The USA thing is cool. I dont expect them to re-invent the wheel, but a special headbadge with ‘125th anniversary’ , (or anything special), would be needed to make the bike something. If not, people can just buy a Detroit if they want a USA bike. They may have that planned. This article said details were thin.

RonPE
RonPE
2 years ago

I had an original sky blue Schwinn Collegiate 5-speed in 1967-68 bought with paper route money. Chrome fenders and chain guard. WAG at price was about $65 to $80. I also had the large steel baskets on the rear for another $9. Bike probably weighed as much as I did.

Anna
Anna
1 year ago

This bike is nothing like any of Detroit Bikes models. It does say “4130 Chromoly” on the frame; that is the only resemblance.

Detroit Bike’s line of Chromoly frames are made from 100% America Steel. It is tubular steel produced thin and strong so it it light weight. I can attest to how light weight it is.

It is equipped with Shimano Altus shifting. A “twist shifting” 8 speed system. It works well for a commuter bike, I live in the blue ridge/ Appalachian area of southwest Virginia and it shifts well enough.

The saddle and ergonomic grips are comfortable, I wish the seat had more of the nostalgic look and that the tires were more hardy.

It rides smooth, brakes well and feels sturdy.

There are some drawbacks (besides the price).

Good luck finding any bike specific accessories. One would think, with such a “special” bike, Schwinn might have come out with things specific to it.

There is not bottle attachment point. How hard would that have been.

A rear rack is hard (at least on the female bike) to attach. Some genius in design didn’t think about what would be attached to the bike. The attachment points are at the same level as the rear brake line attachment to the brake.
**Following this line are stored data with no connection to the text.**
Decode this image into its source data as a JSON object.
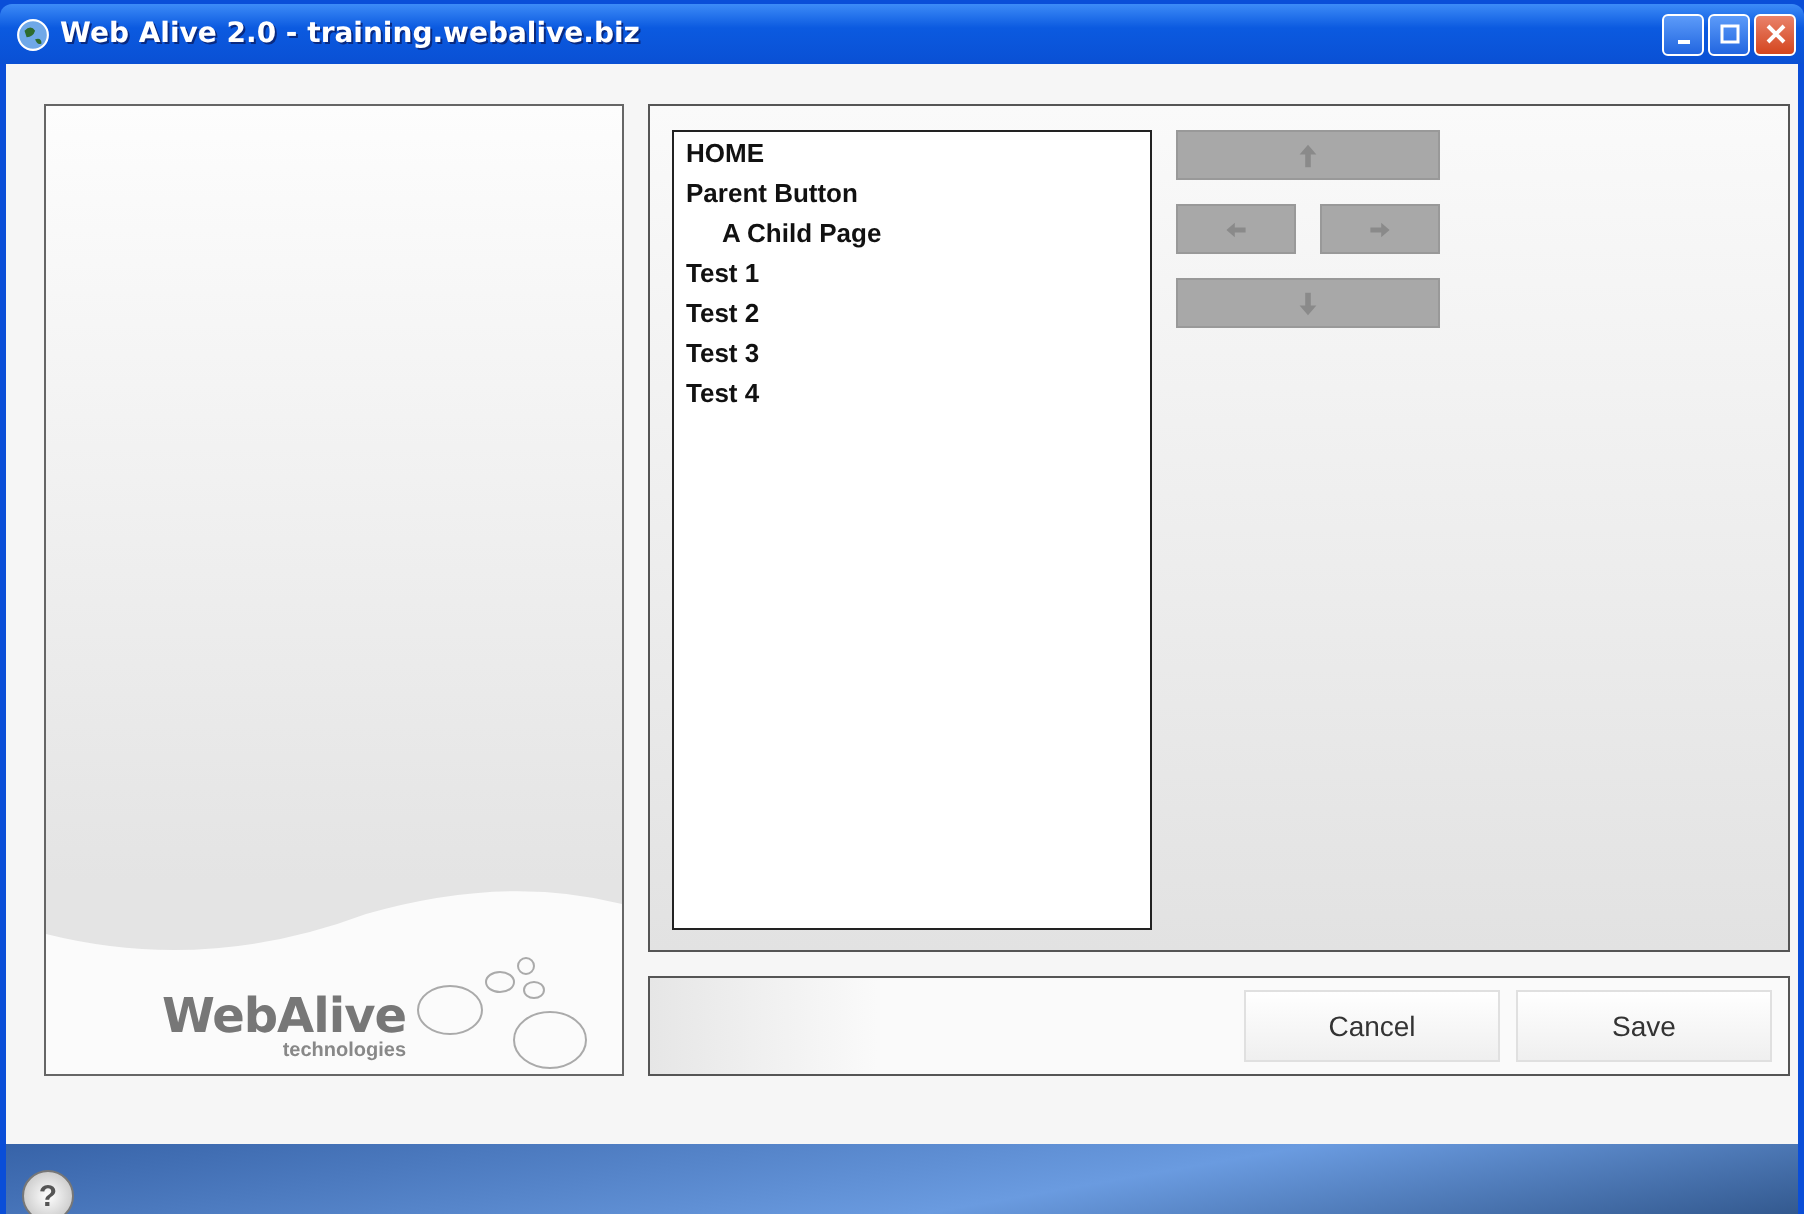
{
  "window": {
    "title": "Web Alive 2.0 - training.webalive.biz"
  },
  "logo": {
    "name": "WebAlive",
    "tagline": "technologies"
  },
  "pages": [
    {
      "label": "HOME"
    },
    {
      "label": "Parent Button",
      "children": [
        {
          "label": "A Child Page"
        }
      ]
    },
    {
      "label": "Test 1"
    },
    {
      "label": "Test 2"
    },
    {
      "label": "Test 3"
    },
    {
      "label": "Test 4"
    }
  ],
  "move_buttons": [
    {
      "kind": "up"
    },
    {
      "kind": "left"
    },
    {
      "kind": "right"
    },
    {
      "kind": "down"
    }
  ],
  "buttons": [
    "Cancel",
    "Save"
  ],
  "help": {
    "label": "?"
  }
}
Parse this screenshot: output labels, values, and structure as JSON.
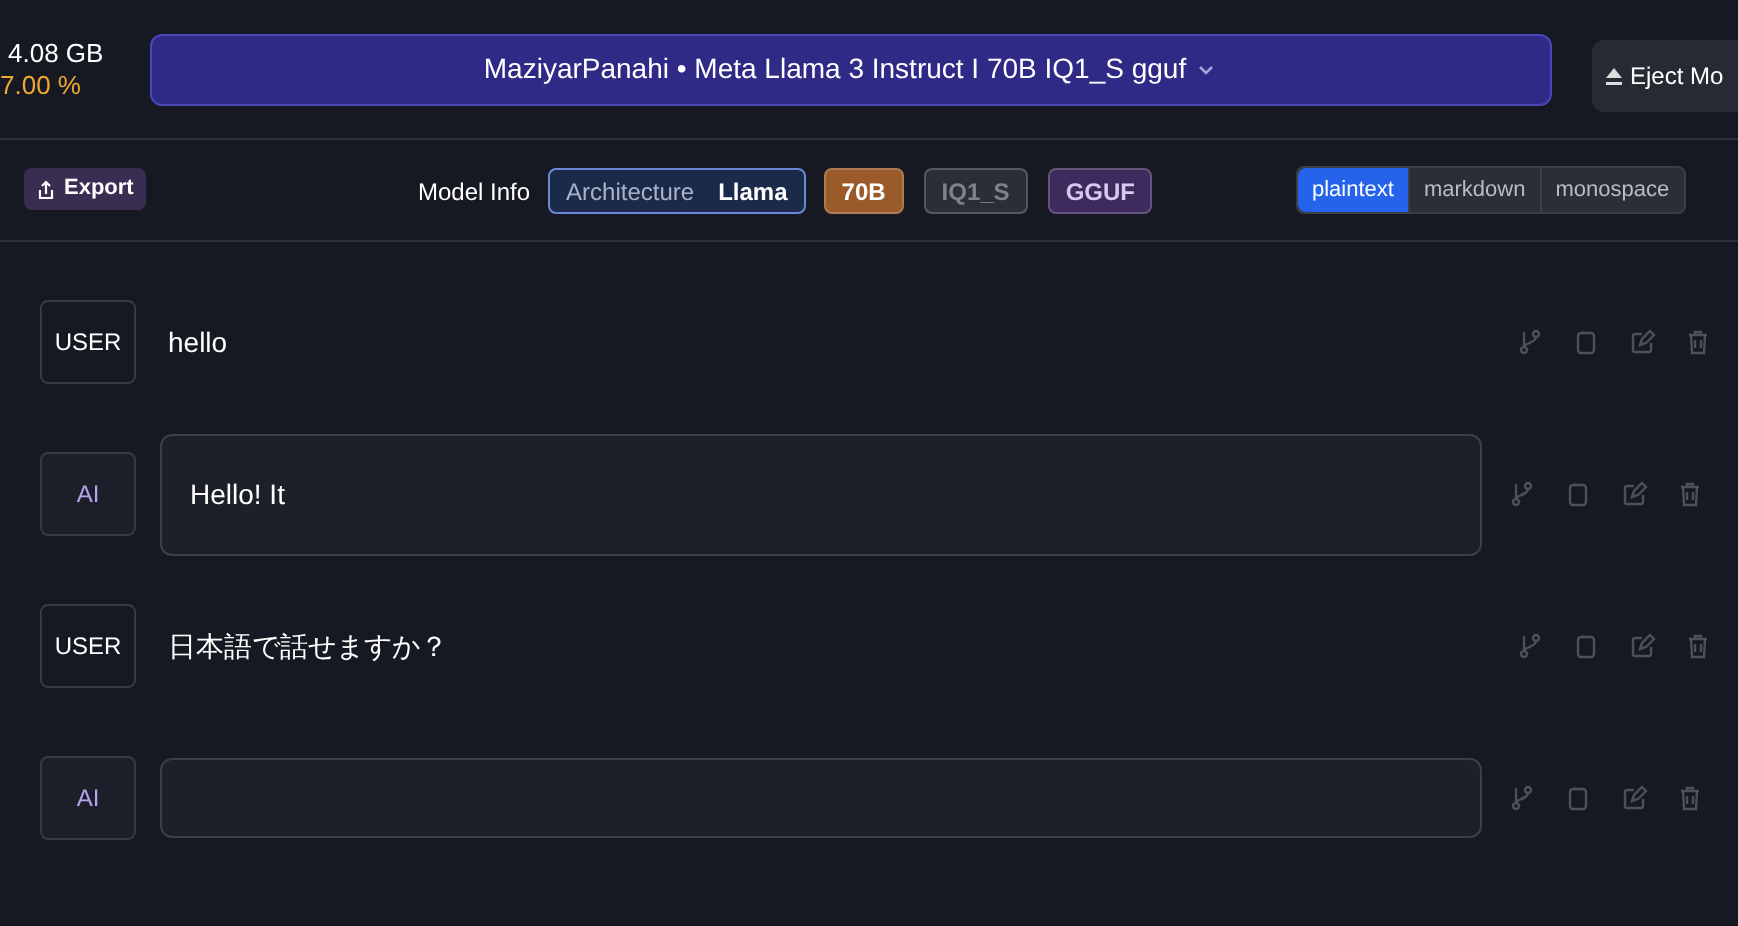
{
  "stats": {
    "memory": "4.08 GB",
    "usage": "7.00 %"
  },
  "model_button": {
    "label": "MaziyarPanahi • Meta Llama 3 Instruct I 70B IQ1_S gguf"
  },
  "eject_button": {
    "label": "Eject Mo"
  },
  "export_button": {
    "label": "Export"
  },
  "model_info": {
    "label": "Model Info",
    "architecture": {
      "label": "Architecture",
      "value": "Llama"
    },
    "tags": [
      {
        "text": "70B",
        "color": "#9a5a2a"
      },
      {
        "text": "IQ1_S",
        "color": "#2a2e36"
      },
      {
        "text": "GGUF",
        "color": "#3e2a5c"
      }
    ]
  },
  "formats": [
    {
      "label": "plaintext",
      "selected": true
    },
    {
      "label": "markdown",
      "selected": false
    },
    {
      "label": "monospace",
      "selected": false
    }
  ],
  "messages": [
    {
      "kind": "user",
      "badge": "USER",
      "text": "hello"
    },
    {
      "kind": "ai",
      "badge": "AI",
      "text": "Hello! It"
    },
    {
      "kind": "user",
      "badge": "USER",
      "text": "日本語で話せますか？"
    },
    {
      "kind": "ai",
      "badge": "AI"
    }
  ]
}
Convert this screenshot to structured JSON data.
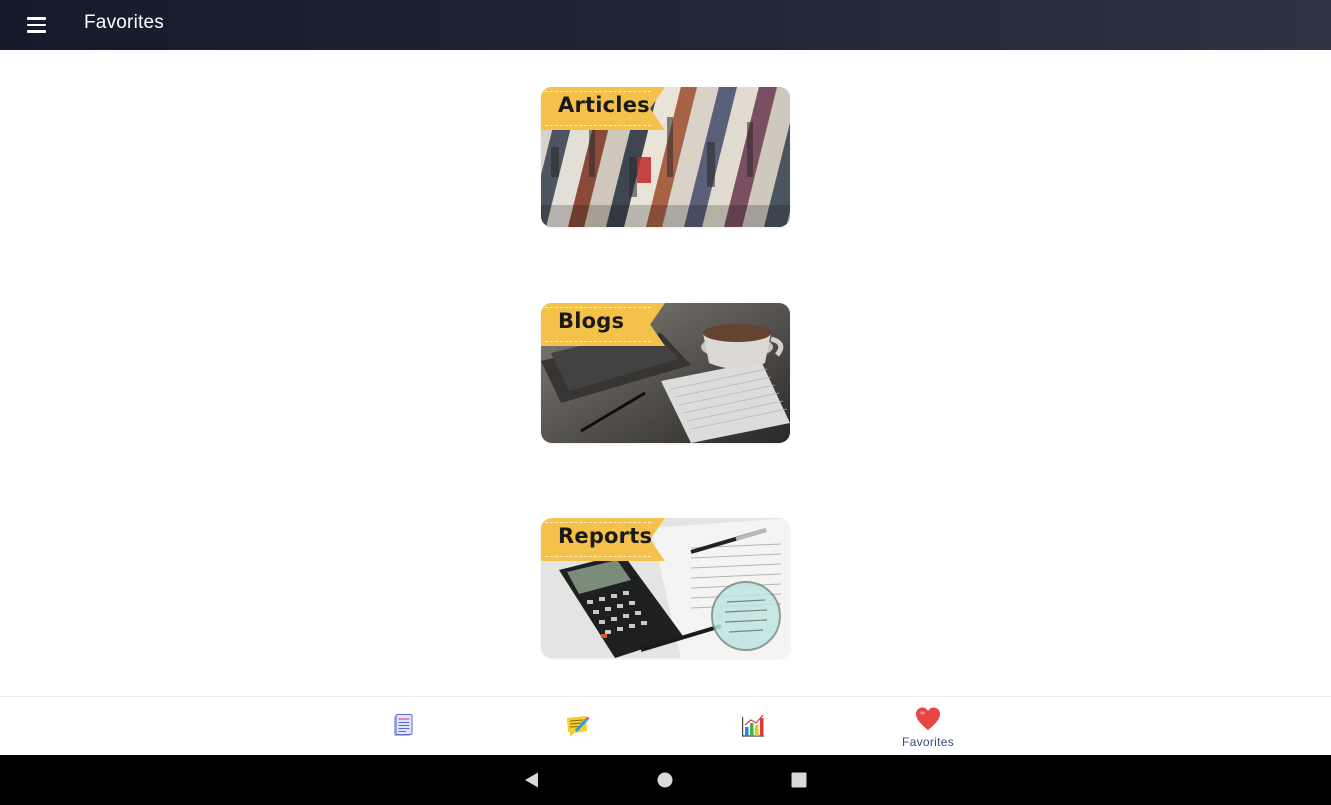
{
  "appbar": {
    "title": "Favorites",
    "menu_icon": "hamburger-menu-icon",
    "background": "#1d2535"
  },
  "cards": [
    {
      "label": "Articles",
      "image": "rolled-newspapers-photo"
    },
    {
      "label": "Blogs",
      "image": "notebook-coffee-pen-photo"
    },
    {
      "label": "Reports",
      "image": "calculator-magnifier-photo"
    }
  ],
  "banner_color": "#f4c24b",
  "bottom_nav": {
    "items": [
      {
        "icon": "document-icon",
        "label": ""
      },
      {
        "icon": "notes-pencil-icon",
        "label": ""
      },
      {
        "icon": "bar-chart-icon",
        "label": ""
      },
      {
        "icon": "heart-icon",
        "label": "Favorites",
        "active": true
      }
    ],
    "active_color": "#3b4a7a"
  },
  "system_nav": {
    "buttons": [
      "back-icon",
      "home-icon",
      "recents-icon"
    ]
  }
}
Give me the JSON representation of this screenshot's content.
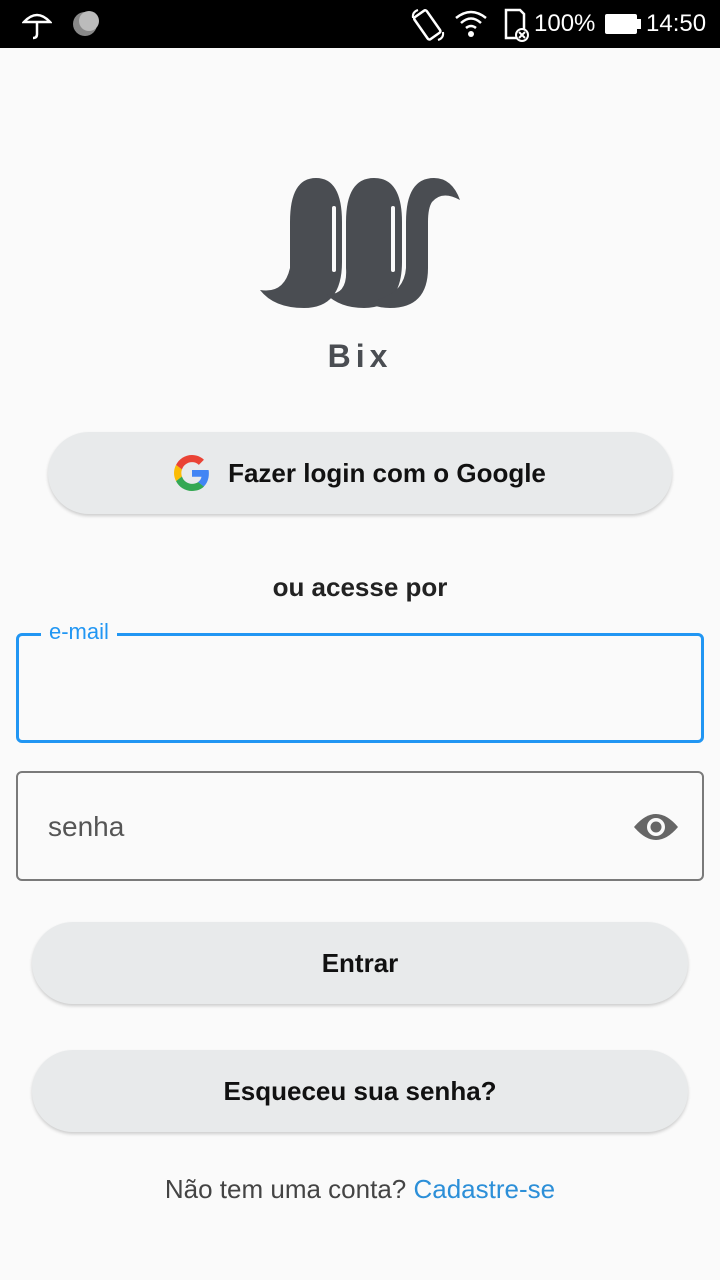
{
  "status_bar": {
    "battery_text": "100%",
    "time": "14:50",
    "icons": [
      "umbrella-icon",
      "moon-icon",
      "rotate-icon",
      "wifi-icon",
      "sd-card-icon",
      "battery-icon"
    ]
  },
  "app": {
    "name": "Bix",
    "logo_color": "#4a4d52"
  },
  "google_button": {
    "label": "Fazer login com o Google",
    "icon": "google-icon"
  },
  "divider_text": "ou acesse por",
  "email_field": {
    "label": "e-mail",
    "value": "",
    "accent_color": "#2196f3"
  },
  "password_field": {
    "placeholder": "senha",
    "icon": "eye-icon"
  },
  "login_button": {
    "label": "Entrar"
  },
  "forgot_button": {
    "label": "Esqueceu sua senha?"
  },
  "signup": {
    "prompt": "Não tem uma conta?",
    "link_label": "Cadastre-se",
    "link_color": "#2c8fd8"
  }
}
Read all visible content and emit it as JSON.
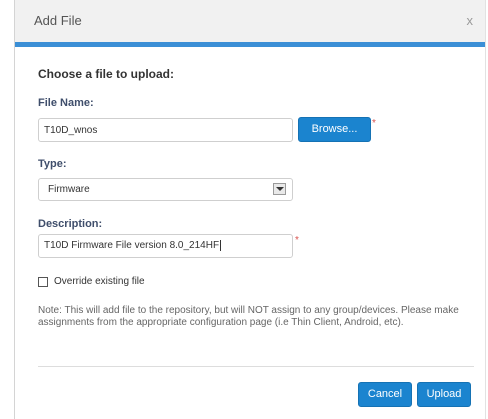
{
  "dialog": {
    "title": "Add File",
    "close_label": "x",
    "heading": "Choose a file to upload:"
  },
  "file_name": {
    "label": "File Name:",
    "value": "T10D_wnos",
    "browse_label": "Browse...",
    "required_mark": "*"
  },
  "type": {
    "label": "Type:",
    "selected": "Firmware"
  },
  "description": {
    "label": "Description:",
    "value": "T10D Firmware File version 8.0_214HF",
    "required_mark": "*"
  },
  "override": {
    "label": "Override existing file",
    "checked": false
  },
  "note": "Note: This will add file to the repository, but will NOT assign to any group/devices. Please make assignments from the appropriate configuration page (i.e Thin Client, Android, etc).",
  "footer": {
    "cancel_label": "Cancel",
    "upload_label": "Upload"
  },
  "colors": {
    "accent": "#3b8fd6",
    "button": "#1b84cf",
    "required": "#d9534f"
  }
}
Unless you have the ability to take flame to metal and bend rods, or can fabricate your own, you are limited (what was the use of having the holes). Attaching the rack at the drop out (it has a lot going on) on the cassette side leaves no room for a locking nut. The screw and nut would hit the smallest gear on the cassette.

Want to attach a wheeled” child carrier” or (in my case) a dog carrier, better have metal fabrication skills or be willing to remove your fender. The couplers that come with them do not fit while the fender is attached. It was nice they put the notch for the washer which is needed, but it doesn’t even fit their own brand.

Service and support…. none. There is not a place to find comprehensive information on this bike. It is highly annoying.

There is only one color… green.

The bike could have been designed better with a little more thought. Especially for the price. I am happy I purchased mine at nearly half price.

If Detroit Bikes were not so hard to get, I would have ordered one of theirs.